Communications and Electrical Workers of Canada
- Abbreviation: CWC
- Merged into: Communications, Energy and Paperworkers Union of Canada
- Formation: 1983
- Dissolved: 1992
- Merger of: Canadian District of the International Union of Electrical Workers; Communication Workers of Canada;
- Type: Trade union
- Location: Canada;
- Membership: 40,000 (1987–1992)
- President: Fred Pomeroy
- Affiliations: Canadian Labour Congress
- Formerly called: Communications, Electronic, Electrical, Technical and Salaried Workers of Canada

= Communications and Electrical Workers of Canada =

Trade union

The Communications and Electrical Workers of Canada (CWC) was a Canadian trade union.

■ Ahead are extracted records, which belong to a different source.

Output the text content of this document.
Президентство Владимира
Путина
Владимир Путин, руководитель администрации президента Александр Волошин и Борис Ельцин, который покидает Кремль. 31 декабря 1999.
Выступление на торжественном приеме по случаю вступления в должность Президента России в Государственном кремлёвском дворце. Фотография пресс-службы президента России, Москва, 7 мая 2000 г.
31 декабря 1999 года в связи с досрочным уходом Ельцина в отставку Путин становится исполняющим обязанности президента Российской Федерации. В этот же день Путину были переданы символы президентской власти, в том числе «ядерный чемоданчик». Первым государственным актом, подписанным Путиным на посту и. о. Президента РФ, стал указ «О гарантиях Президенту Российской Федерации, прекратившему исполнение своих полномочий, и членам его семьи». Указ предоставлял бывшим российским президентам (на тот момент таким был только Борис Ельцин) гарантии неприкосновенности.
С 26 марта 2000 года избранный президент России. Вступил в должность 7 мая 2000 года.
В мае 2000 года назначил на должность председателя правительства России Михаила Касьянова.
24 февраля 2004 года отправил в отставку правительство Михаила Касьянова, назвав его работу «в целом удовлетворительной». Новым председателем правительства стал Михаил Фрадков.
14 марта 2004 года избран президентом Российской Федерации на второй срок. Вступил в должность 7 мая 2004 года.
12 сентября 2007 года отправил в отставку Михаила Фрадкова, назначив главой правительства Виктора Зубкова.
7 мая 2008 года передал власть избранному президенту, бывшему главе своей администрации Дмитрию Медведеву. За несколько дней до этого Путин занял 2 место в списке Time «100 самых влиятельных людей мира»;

The union was founded in 1983, when the Canadian District of the International Union of Electrical Workers merged with the Communication Workers of Canada to become the Communications, Electronic, Electrical, Technical and Salaried Workers of Canada. In 1985 or 1986, it shortened its name to become the Communications and Electrical Workers of Canada.

It merged with the Energy and Chemical Workers Union and the Canadian Paperworkers Union in 1992 to form the Communications, Energy and Paperworkers Union of Canada. It had 40,000 members at the time of the merger.